Genomic distances compared to primary tumor in patient metastatic tumors and PDXs. A, Schematic presentation of analyzed tumors from patient #21 and primary tumor-derived PDXs. From primary tumor (T75), 4 tumors were metastasized to liver (T74, T79, T80 and T91), 3 tumors metastasized to regional lymph nodes (T81, T82 and T191), and 4 tumors were generated as PDXs. B, Estimates of evolutionary divergence in metastatic and PDX tumors revealed by maximum composite of somatic mutations. C, Somatic mutation distance estimates of patient metastatic tumors and PDXs compared to primary tumor.
Figure 4.
Figure 4.
Clonal architecture and clonal dynamics of tumors of CRC patients with multiple organ metastasis by SciClone analysis. In each patient, cell cluster figures represent inferred composition of subclone clusters in primary and metastasized tumors, and fish plots represents inferred schematic of clonal evolution, showing percentage of cells belonging to each primary or metastasized tumor. Each color depicted each subclone cluster (C1 to C8). In patient #21, middle lower graph shows variant allele frequency of each subclone cluster in each primary or metastasis tumor.
Figure 5.
Figure 5.
Metastasis-specific altered cancer hallmark gene sets from transcriptome and DNA methylation analysis in PDX tumors of CRC patients with multiple organ metastasis. Clustered heatmaps represent gene set activity scores calculated relative to primary tumors, which show a comparison of hallmark gene set activities between primary and metastasized tumors, from RNA sequencing (left panel) and DNA methylation sequencing (right panel). In expression analysis, red indicates that a hallmark is more active relative to primary tumor and blue indicates that a hallmark is less active.
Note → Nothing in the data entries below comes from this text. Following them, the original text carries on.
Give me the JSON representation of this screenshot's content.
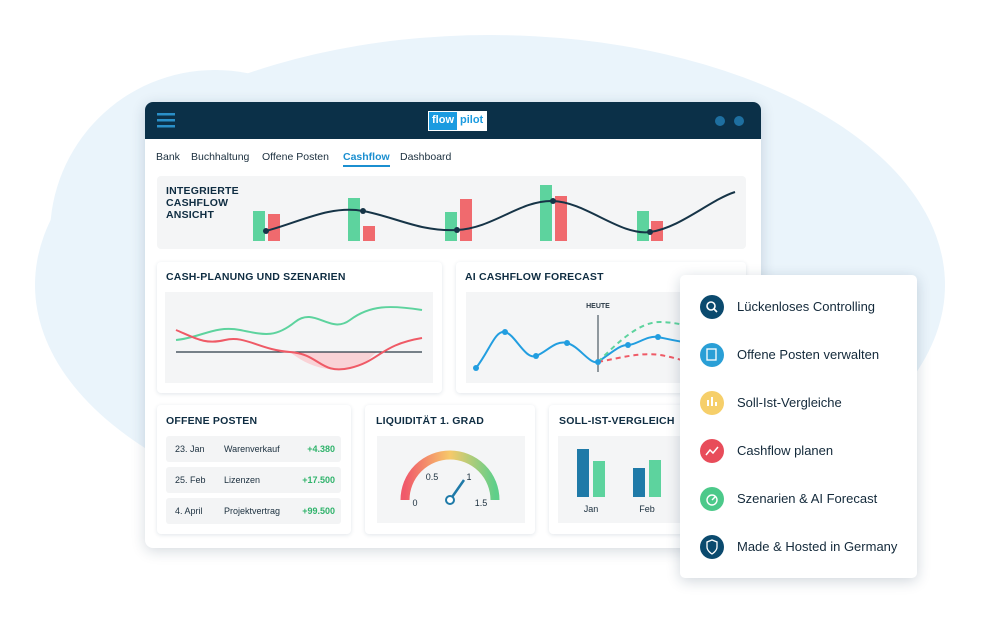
{
  "logo": [
    "flow",
    "pilot"
  ],
  "nav": [
    "Bank",
    "Buchhaltung",
    "Offene Posten",
    "Cashflow",
    "Dashboard"
  ],
  "overview": {
    "title": [
      "INTEGRIERTE",
      "CASHFLOW",
      "ANSICHT"
    ]
  },
  "cash_planning": {
    "title": "CASH-PLANUNG UND SZENARIEN"
  },
  "ai_forecast": {
    "title": "AI CASHFLOW FORECAST",
    "marker": "HEUTE"
  },
  "open_items": {
    "title": "OFFENE POSTEN",
    "rows": [
      [
        "23. Jan",
        "Warenverkauf",
        "+4.380"
      ],
      [
        "25. Feb",
        "Lizenzen",
        "+17.500"
      ],
      [
        "4. April",
        "Projektvertrag",
        "+99.500"
      ]
    ]
  },
  "liquidity": {
    "title": "LIQUIDITÄT 1. GRAD",
    "gauge_labels": [
      "0",
      "0.5",
      "1",
      "1.5"
    ]
  },
  "plan_actual": {
    "title": "SOLL-IST-VERGLEICH",
    "months": [
      "Jan",
      "Feb"
    ]
  },
  "features": [
    "Lückenloses Controlling",
    "Offene Posten verwalten",
    "Soll-Ist-Vergleiche",
    "Cashflow planen",
    "Szenarien & AI Forecast",
    "Made & Hosted in Germany"
  ]
}
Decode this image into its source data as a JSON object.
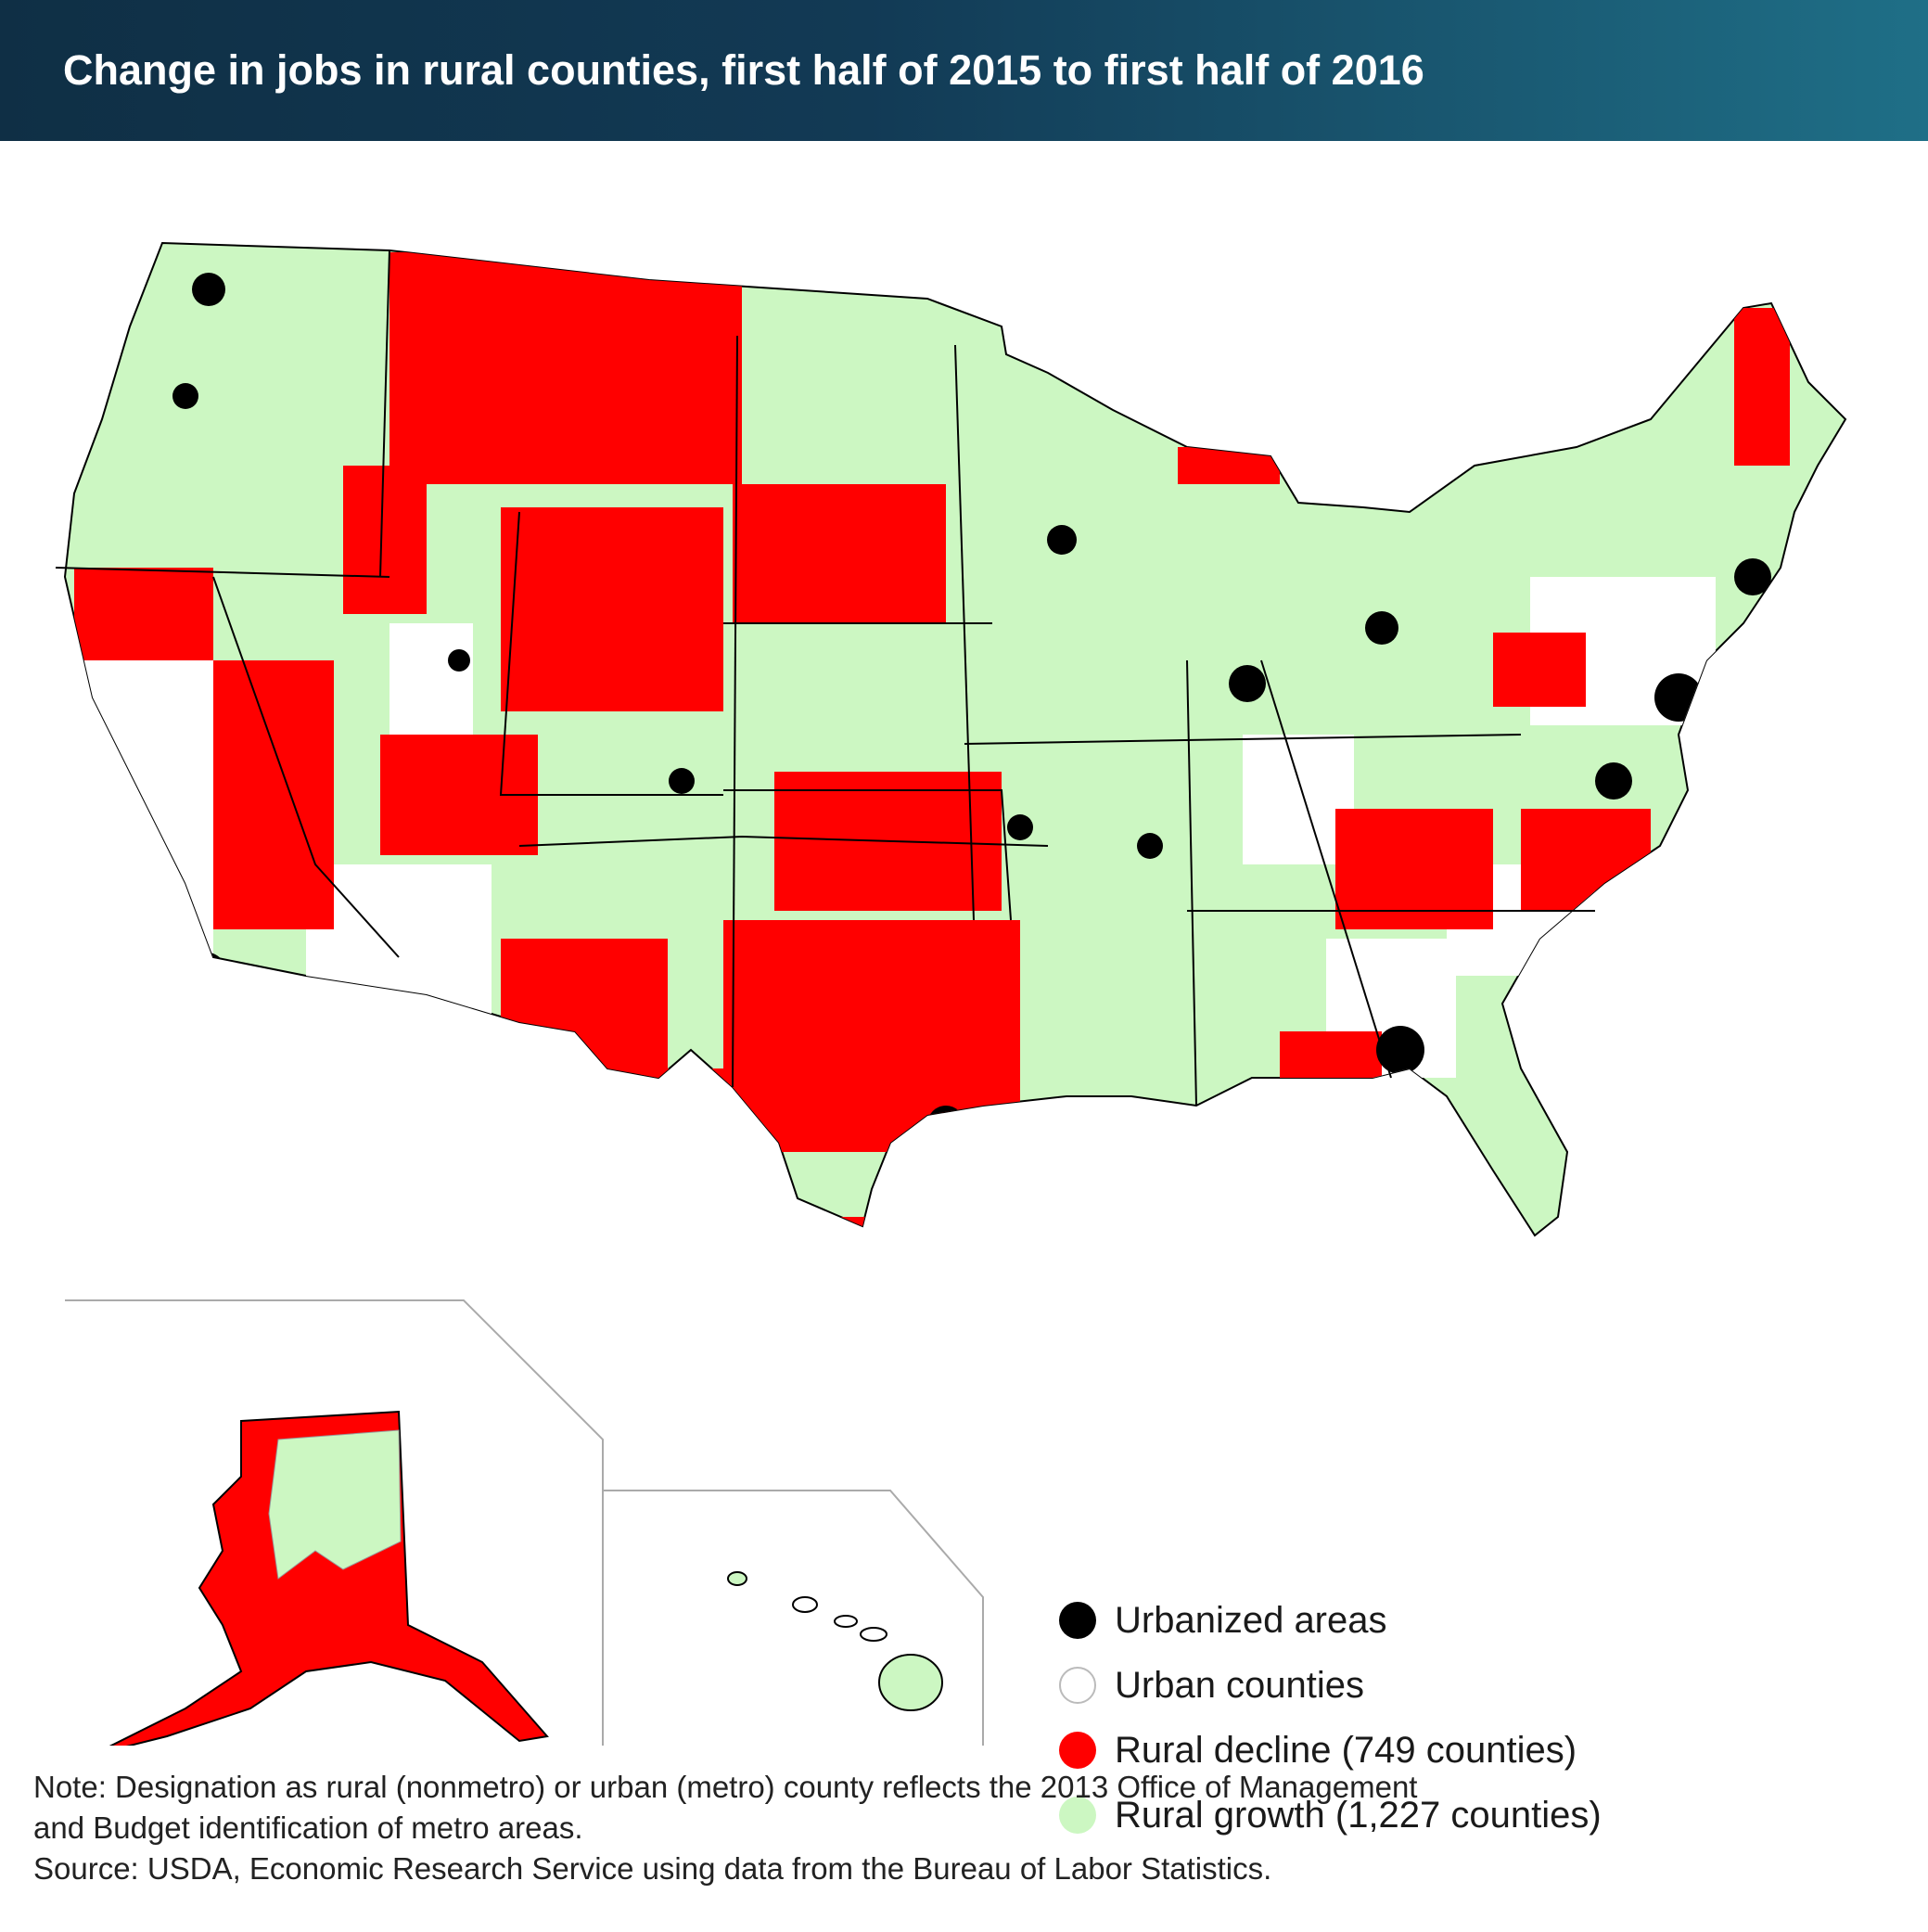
{
  "title": "Change in jobs in rural counties, first half of 2015 to first half of 2016",
  "legend": {
    "items": [
      {
        "label": "Urbanized areas",
        "color": "#000000"
      },
      {
        "label": "Urban counties",
        "color": "#ffffff"
      },
      {
        "label": "Rural decline (749 counties)",
        "color": "#ff0000"
      },
      {
        "label": "Rural growth (1,227 counties)",
        "color": "#ccf7c2"
      }
    ]
  },
  "notes": {
    "note_line1": "Note: Designation as rural (nonmetro) or urban (metro) county reflects the 2013 Office of Management",
    "note_line2": "and Budget identification of metro areas.",
    "source": "Source: USDA, Economic Research Service using data from the Bureau of Labor Statistics."
  },
  "colors": {
    "header_dark": "#0f2f45",
    "header_light": "#1f6f87",
    "decline": "#ff0000",
    "growth": "#ccf7c2",
    "urban": "#ffffff",
    "urbanized": "#000000",
    "border": "#999999"
  }
}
In methylation analysis, yellow indicates that a hallmark is more active relative to primary tumor and green indicates that a hallmark is less active.
Figure 6.
Figure 6.
Therapeutic heterogeneity of tumors from one CRC patient with multiple organ metastasis. A-D, Relative tumor volume of the primary and metastasis PDX tumors at the endpoint of drug treatment. Relative tumor volume was calculated as fold changes based on the mean of the vehicle-treated (control) groups for each PDX tumor. Mice were treated with 5-FU (50 mg/kg/week) + oxaliplatin (5 mg/kg/week) (5-FU/Oxa; A), lapatinib (30 mg/kg, twice a day; B), trametinib (2 mg/kg/day; C), and BYL719 (25 mg/kg/day; D). Asterisks indicate statistically significant differences (*, p < 0.05; **, p < 0.01; ***, p < 0.001) between control and drug-treated groups. E, TGFβ1 effect on sensitivity to a PI3K inhibitor, BYL719, in HEK293 cells. TGFβ1 (5 ng/ml) was treated 3 h before BYL719 treatment, and WST assays were used to examine the cytotoxic effect after 72 h treatment of BYL719 in each concentration. IC50 values for BYL719 are given. Right graph shows the effect of TGFβ1 treatment on the expression of vimentin, which is a known TGFβ1-responsive gene.